Definition(rant?) by Jim M.

A resource is anything represented by an identifier and associated descriptive metadata. Resources are commonly used to represent physical and digital objects at various levels of abstraction and aggregation as well as to represent conceptual/logical constructs. Resources can be involved in events (instances of a process) as inputs, outputs, or participants. Events can change the state of a resource or create/destroy them. Resources may be related to other resources via provenance as well as through abstraction and aggregation relations.
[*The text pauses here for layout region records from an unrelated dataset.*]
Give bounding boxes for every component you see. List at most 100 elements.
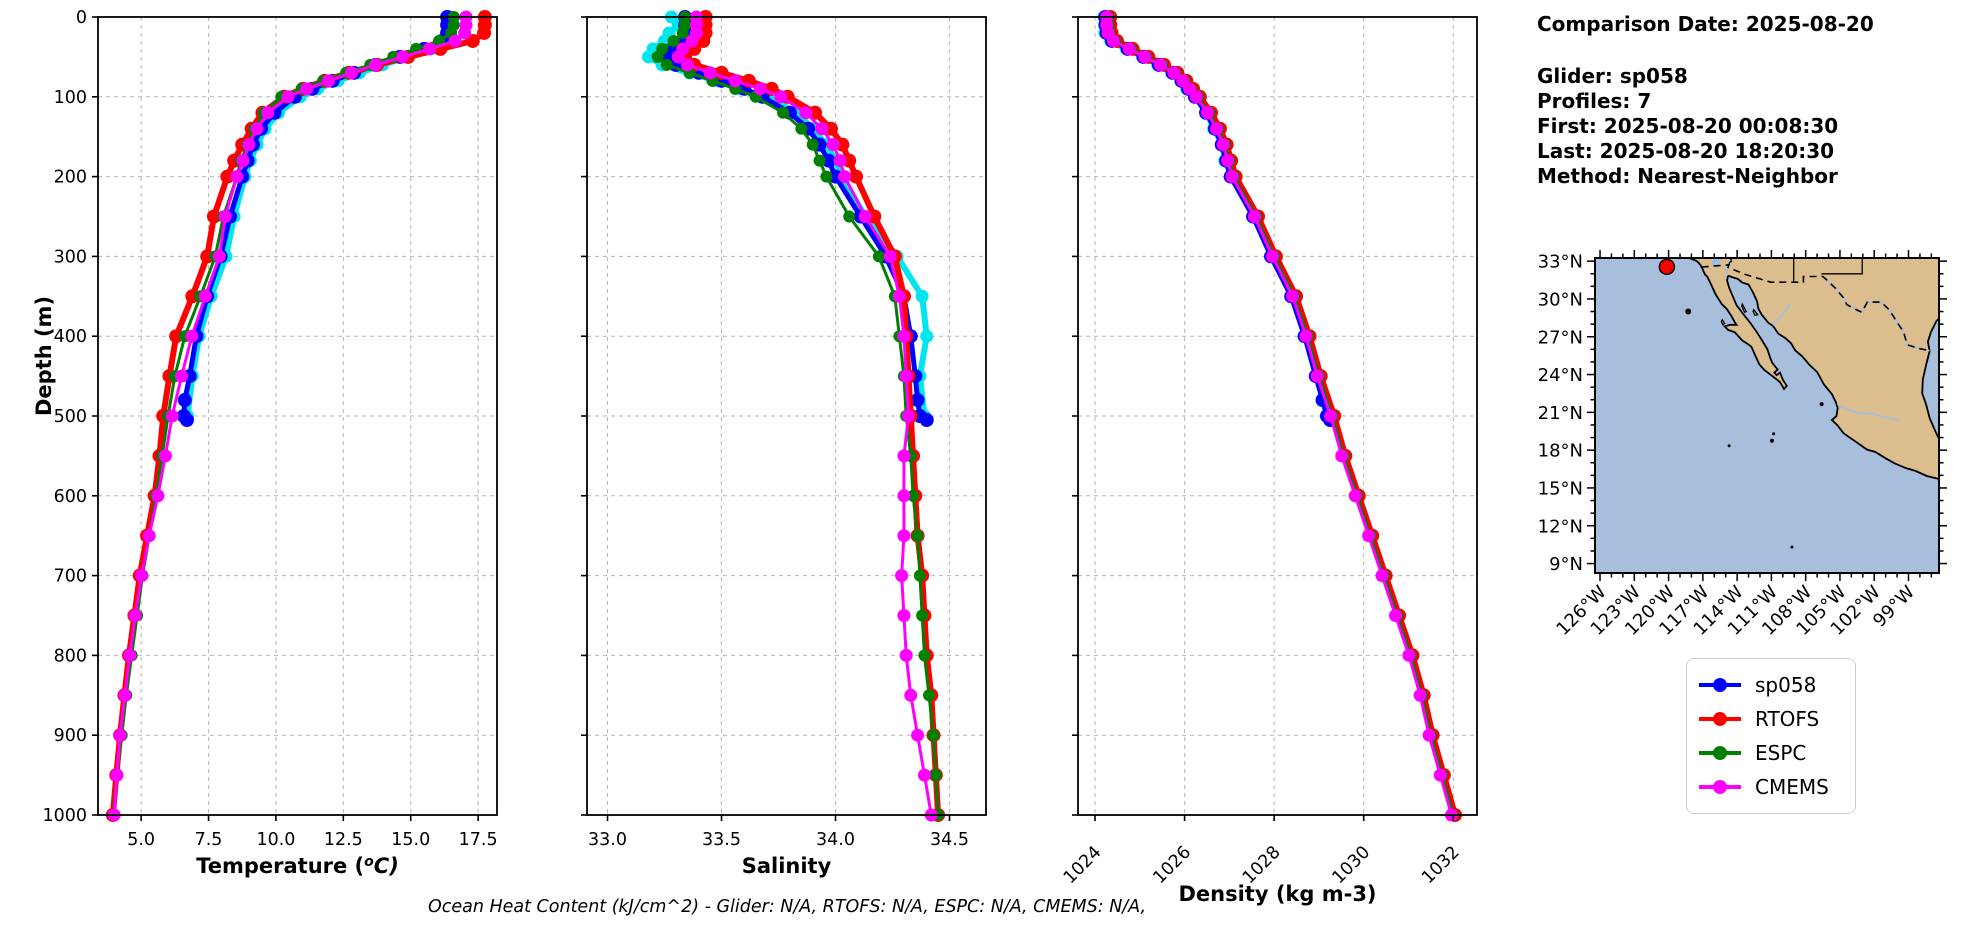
series-ESPC-marker — [911, 529, 924, 542]
series-sp058-marker — [177, 393, 192, 408]
series-ESPC-marker — [1301, 330, 1314, 343]
series-sp058-marker — [440, 17, 455, 32]
series-CMEMS-marker — [123, 648, 137, 662]
series-ESPC-marker — [1218, 138, 1231, 151]
series-RTOFS-marker — [1327, 409, 1342, 423]
series-ESPC-marker — [1103, 26, 1116, 39]
series-glider-raw-marker — [915, 289, 929, 303]
series-CMEMS-marker — [1100, 10, 1114, 24]
series-sp058-marker — [1246, 209, 1261, 224]
legend-label: CMEMS — [1755, 775, 1829, 799]
map-state-border — [1821, 258, 1863, 275]
series-CMEMS-marker — [1433, 768, 1447, 782]
series-glider-raw-marker — [1099, 18, 1113, 32]
series-ESPC-marker — [1288, 290, 1301, 303]
series-RTOFS-marker — [899, 329, 914, 344]
series-RTOFS-marker — [687, 41, 702, 56]
series-CMEMS-marker — [198, 289, 212, 303]
map-lat-label: 33°N — [1538, 252, 1583, 273]
series-RTOFS-marker — [926, 728, 941, 743]
series-CMEMS-marker — [1138, 50, 1152, 64]
legend-entry-sp058: sp058 — [1697, 668, 1849, 702]
series-ESPC-marker — [445, 26, 458, 39]
series-ESPC-marker — [893, 330, 906, 343]
series-CMEMS-line — [676, 15, 933, 817]
series-sp058-marker — [305, 81, 320, 96]
series-sp058-marker — [254, 121, 269, 136]
map-lat-label: 12°N — [1538, 516, 1583, 537]
series-RTOFS-marker — [696, 33, 711, 48]
series-RTOFS-marker — [1192, 89, 1207, 104]
series-RTOFS-marker — [714, 65, 729, 80]
series-RTOFS-marker — [152, 448, 167, 463]
map-small-island — [1685, 308, 1692, 315]
series-glider-raw-marker — [227, 210, 241, 223]
series-CMEMS-marker — [1402, 648, 1416, 662]
x-tick-label: 1028 — [1239, 842, 1285, 888]
series-glider-raw-marker — [272, 106, 286, 120]
series-sp058-line — [1102, 14, 1333, 423]
series-sp058-marker — [392, 49, 407, 64]
axes-frame — [586, 16, 987, 816]
map-river — [1725, 258, 1733, 276]
series-RTOFS-marker — [1425, 728, 1440, 743]
series-ESPC-marker — [136, 569, 149, 582]
series-glider-raw-marker — [311, 82, 325, 96]
salinity-axis-label: Salinity — [742, 854, 832, 878]
series-CMEMS-marker — [423, 42, 437, 56]
method-text: Method: Nearest-Neighbor — [1537, 164, 1838, 188]
series-glider-raw-marker — [1097, 10, 1111, 24]
series-CMEMS-marker — [904, 688, 918, 702]
series-glider-raw-marker — [1266, 249, 1280, 263]
series-glider-raw-marker — [258, 122, 272, 136]
series-RTOFS-marker — [255, 105, 270, 120]
series-ESPC-marker — [115, 729, 128, 742]
series-CMEMS-marker — [459, 10, 473, 24]
series-sp058-marker — [812, 137, 827, 152]
series-CMEMS-marker — [128, 609, 142, 622]
series-RTOFS-marker — [162, 369, 177, 384]
series-RTOFS-marker — [227, 153, 242, 168]
map-river — [1772, 303, 1791, 326]
legend: sp058 RTOFS ESPC CMEMS — [1686, 658, 1856, 814]
series-ESPC-marker — [178, 330, 191, 343]
series-sp058-marker — [176, 409, 191, 423]
series-RTOFS-marker — [122, 648, 137, 663]
map-state-border — [1728, 258, 1733, 265]
series-RTOFS-marker — [780, 89, 795, 104]
series-CMEMS-marker — [135, 569, 149, 583]
series-CMEMS-marker — [1362, 529, 1376, 543]
series-ESPC-marker — [913, 569, 926, 582]
series-CMEMS-marker — [897, 529, 911, 543]
series-glider-raw-marker — [1104, 34, 1118, 48]
series-sp058-marker — [1284, 289, 1299, 304]
series-CMEMS-marker — [1167, 66, 1181, 80]
series-RTOFS-marker — [924, 688, 939, 703]
series-CMEMS-marker — [676, 42, 690, 56]
series-glider-raw-marker — [1166, 66, 1180, 80]
series-RTOFS-marker — [169, 329, 184, 344]
series-sp058-marker — [919, 412, 934, 427]
series-ESPC-marker — [1102, 11, 1115, 23]
map-ocean — [1595, 258, 1939, 573]
series-CMEMS-marker — [1189, 90, 1203, 104]
series-sp058-marker — [1264, 249, 1279, 264]
series-ESPC-marker — [217, 210, 230, 223]
series-CMEMS-marker — [158, 449, 172, 463]
series-CMEMS-marker — [897, 489, 911, 503]
series-ESPC-marker — [932, 809, 945, 821]
map-small-island — [1772, 432, 1776, 436]
series-sp058-marker — [434, 33, 449, 48]
series-CMEMS-marker — [458, 26, 472, 40]
series-RTOFS-marker — [1405, 648, 1420, 663]
series-CMEMS-marker — [151, 489, 165, 503]
series-RTOFS-marker — [842, 153, 857, 168]
series-ESPC-marker — [1377, 569, 1390, 582]
series-ESPC-marker — [1250, 210, 1263, 223]
series-ESPC-marker — [275, 90, 288, 103]
series-ESPC-marker — [162, 410, 175, 422]
series-sp058-marker — [1152, 57, 1167, 72]
series-RTOFS-marker — [901, 369, 916, 384]
series-RTOFS-marker — [835, 137, 850, 152]
map-small-island — [1819, 402, 1824, 407]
Abstraction relations denote when two resources refer to the same underlying thing/object at a given time but differ in the set of state/descriptive metadata that is assumed to be integral to identity. Implied by this definition is the sense that there are processes that would 'merely' change the state of a resource at one level of abstraction while creating/destroying related resources at another level of abstraction. Resources representing the same thing at different levels of abstraction may thus be considered to be mutable/immutable with respect to such processes. E.g. a paper and a version of a paper are two resources that, at a given time, refer to the same underlying thing (e.g. a string/sequence of bytes) with the version considered immutable w.r.t. editing and the paper considered mutable. Vocabularies related to versioning, mutability, FRBR, etc. label resources in an attempt to represent abstraction relationships relevant to common processes (e.g. editing, expressing and manifesting a work).
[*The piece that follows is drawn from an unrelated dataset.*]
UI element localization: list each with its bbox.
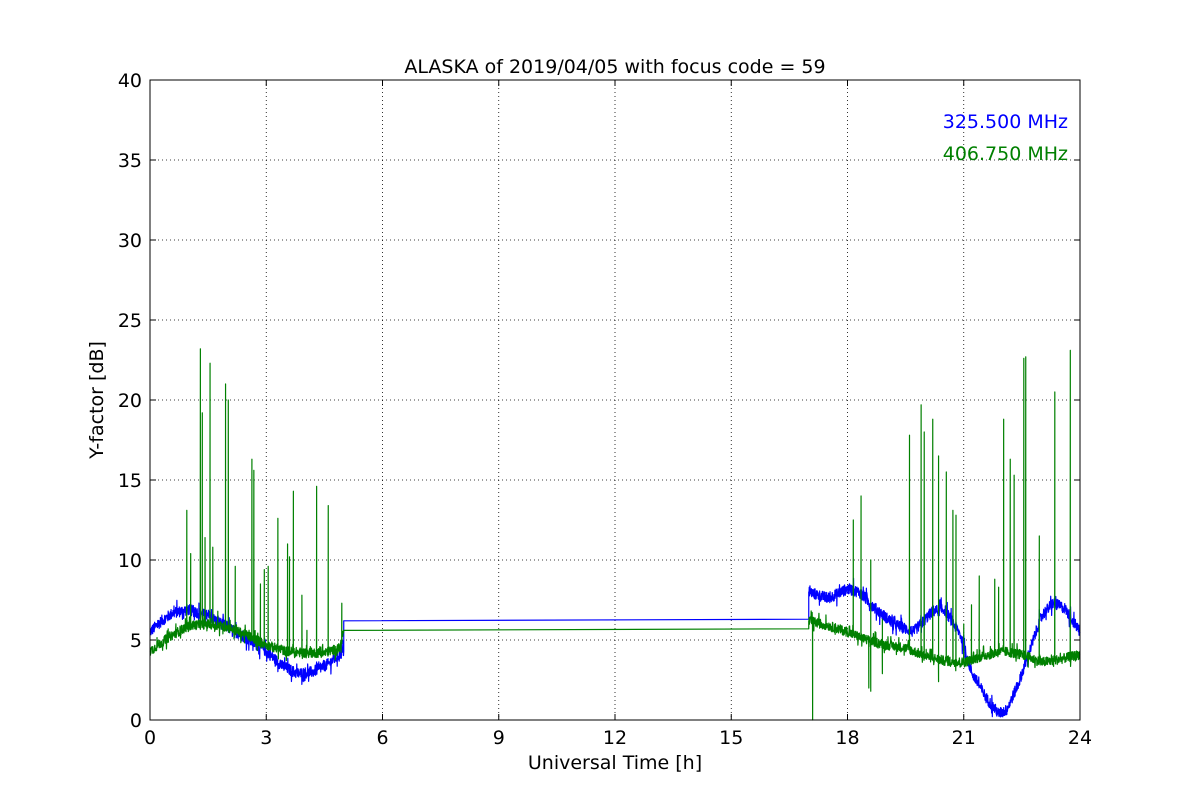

Aggregation relations denote when one resources is considered to be part of another at a given time. (It is also possible to consider an aggregate resource at two levels of abstraction - one in which the current set of parts (state) is integral to identity and one in which is it not...). Aggregation implies that there are processes that can assemble and disassemble aggregate resources and change their composition. Vocabularies related to collection attempt to represent these relationships with respect to common processes (e.g. a it is useful to label a list of names as a collection if we are interested in add/removing names, but we we not consider a rock a collection of atoms unless we were interested in processes that add/remove atoms from it).
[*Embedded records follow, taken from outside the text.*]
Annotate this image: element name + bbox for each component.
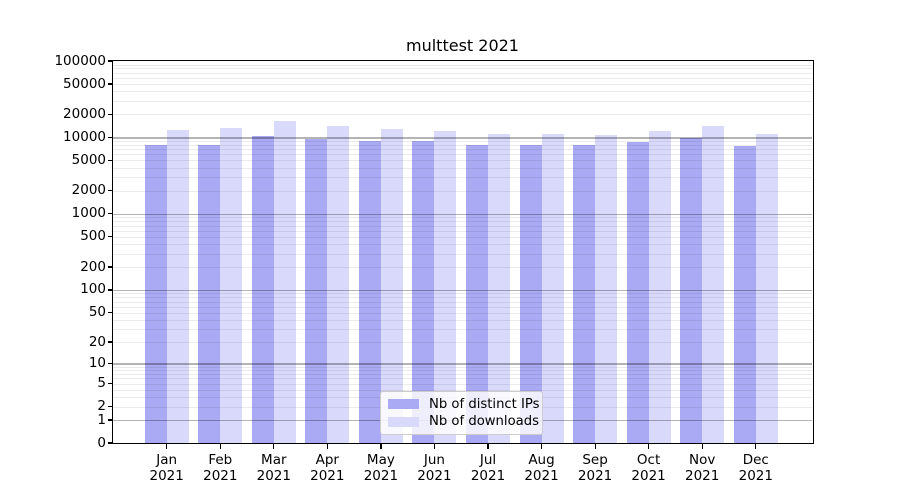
y-tick-mark <box>108 83 113 85</box>
x-tick-mark <box>380 444 382 449</box>
bar-nov-downloads <box>702 125 725 443</box>
x-tick-label-apr: Apr 2021 <box>310 452 345 484</box>
x-tick-mark <box>648 444 650 449</box>
x-tick-label-may: May 2021 <box>363 452 399 484</box>
x-tick-mark <box>594 444 596 449</box>
y-tick-label: 20 <box>88 333 106 350</box>
bar-feb-distinct-ips <box>198 145 221 443</box>
y-tick-label: 200 <box>80 258 106 275</box>
x-tick-mark <box>166 444 168 449</box>
bar-dec-distinct-ips <box>733 146 756 443</box>
bar-feb-downloads <box>220 127 243 443</box>
y-tick-mark <box>108 289 113 291</box>
y-tick-label: 20000 <box>63 105 106 122</box>
legend: Nb of distinct IPs Nb of downloads <box>380 391 543 435</box>
x-tick-mark <box>701 444 703 449</box>
x-tick-label-mar: Mar 2021 <box>256 452 291 484</box>
bar-jan-downloads <box>166 129 189 443</box>
bar-sep-distinct-ips <box>573 144 596 443</box>
bar-sep-downloads <box>595 134 618 443</box>
y-tick-mark <box>108 236 113 238</box>
bar-oct-distinct-ips <box>626 142 649 443</box>
bar-may-distinct-ips <box>358 141 381 443</box>
y-tick-mark <box>108 442 113 444</box>
x-tick-label-jun: Jun 2021 <box>417 452 452 484</box>
x-tick-label-oct: Oct 2021 <box>631 452 666 484</box>
bar-jul-downloads <box>488 133 510 443</box>
x-tick-label-sep: Sep 2021 <box>577 452 613 484</box>
y-tick-mark <box>108 159 113 162</box>
y-tick-label: 5 <box>97 375 106 391</box>
bar-mar-downloads <box>273 121 296 443</box>
x-tick-label-jan: Jan 2021 <box>149 452 184 484</box>
x-tick-mark <box>273 444 275 449</box>
y-tick-mark <box>108 190 113 192</box>
y-tick-label: 50000 <box>63 75 106 92</box>
y-tick-mark <box>108 311 113 314</box>
x-tick-mark <box>219 444 221 449</box>
x-tick-mark <box>755 444 757 449</box>
legend-label-distinct-ips: Nb of distinct IPs <box>429 396 540 412</box>
bar-dec-downloads <box>755 134 778 443</box>
y-tick-label: 1000 <box>71 205 106 222</box>
y-tick-mark <box>108 419 113 421</box>
y-tick-label: 50 <box>88 304 106 320</box>
y-tick-label: 100000 <box>54 52 106 69</box>
x-tick-label-aug: Aug 2021 <box>524 452 559 484</box>
bar-nov-distinct-ips <box>680 138 703 443</box>
legend-label-downloads: Nb of downloads <box>429 414 539 430</box>
y-tick-label: 2000 <box>71 182 106 199</box>
bar-apr-downloads <box>327 125 350 443</box>
y-tick-mark <box>108 362 113 365</box>
bar-oct-downloads <box>648 130 671 443</box>
y-tick-label: 0 <box>97 434 106 451</box>
y-tick-label: 500 <box>80 228 106 245</box>
y-tick-label: 5000 <box>71 151 106 168</box>
bar-jun-downloads <box>434 130 457 443</box>
plot-area <box>113 61 812 443</box>
x-tick-mark <box>540 444 543 449</box>
legend-item-downloads: Nb of downloads <box>388 414 539 429</box>
y-tick-label: 10000 <box>63 128 106 145</box>
chart-title: multtest 2021 <box>406 36 519 55</box>
bar-mar-distinct-ips <box>251 135 274 443</box>
y-tick-label: 1 <box>97 411 106 428</box>
y-tick-mark <box>108 266 113 268</box>
x-tick-mark <box>433 444 436 449</box>
x-tick-label-nov: Nov 2021 <box>685 452 720 484</box>
bar-jan-distinct-ips <box>144 144 167 443</box>
legend-item-distinct-ips: Nb of distinct IPs <box>388 397 540 412</box>
y-tick-mark <box>108 136 113 139</box>
y-tick-mark <box>108 405 113 408</box>
y-tick-mark <box>108 60 113 62</box>
x-tick-label-feb: Feb 2021 <box>203 452 238 484</box>
y-tick-mark <box>108 213 113 215</box>
x-tick-label-dec: Dec 2021 <box>738 452 773 484</box>
y-tick-mark <box>108 113 113 116</box>
y-tick-mark <box>108 382 113 385</box>
bar-aug-downloads <box>541 134 564 443</box>
x-tick-mark <box>487 444 489 449</box>
legend-swatch-downloads <box>388 416 419 427</box>
x-tick-label-jul: Jul 2021 <box>470 452 506 484</box>
y-tick-mark <box>108 341 113 343</box>
x-tick-mark <box>326 444 328 449</box>
y-tick-label: 100 <box>80 281 106 298</box>
y-tick-label: 10 <box>88 354 106 371</box>
legend-swatch-distinct-ips <box>388 399 419 410</box>
bars-layer <box>113 61 812 443</box>
y-tick-label: 2 <box>97 398 106 414</box>
bar-apr-distinct-ips <box>305 138 328 443</box>
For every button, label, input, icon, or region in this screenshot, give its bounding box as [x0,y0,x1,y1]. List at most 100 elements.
Resources may 'participate' in process instances/events/executions - with 'participation' implying that the given type of process only affects aspects of the resource's state that are not integral to its identity (i.e. the resource is considered mutable/the given process type is part of its lifecycle). Resources may also have derivation relationships to other resources, implying a connection via some process instance/event/execution, with derivation implying that the given process type changes aspects of the resources integral to identity (i.e. the resources are immutable w.r.t. the given process type and are used/produced by it).

All of these aspects of resources are critical to addressing the use cases within the prov-wg. Examples exist where things are considered at different levels of abstraction (a report and its unpublished/published versions), where aggregate resources are assembled and dissasembled, and where resources participate in events (the government publishing a report without considering any change of state of the government) as well being used and produced. Specifically, while provenance could be narrowly defined as being about tracking state changes, real world use cases involve only partial knowledge of state and changes in level of abstraction and aggregation are critical to assembling sufficiently rich provenance information to be useful. Conversely, in my opinion, this framework is also a minimal model in the sense that attempts to simplify by, for example, labeling resources as immutable/mutable, FRBR work/expression/manifestations, versionable resources/versions, opm:agenets, pml:sources, etc., significantly limit the scope of processes that can be discussed in an integrated fashion. (Considering such labels as useful extensions that can be mapped to core concepts of abstraction/aggregation is a different matter - along the lines of seeing a dc:creator label as inferring a creator's participation in a creation event for that resource).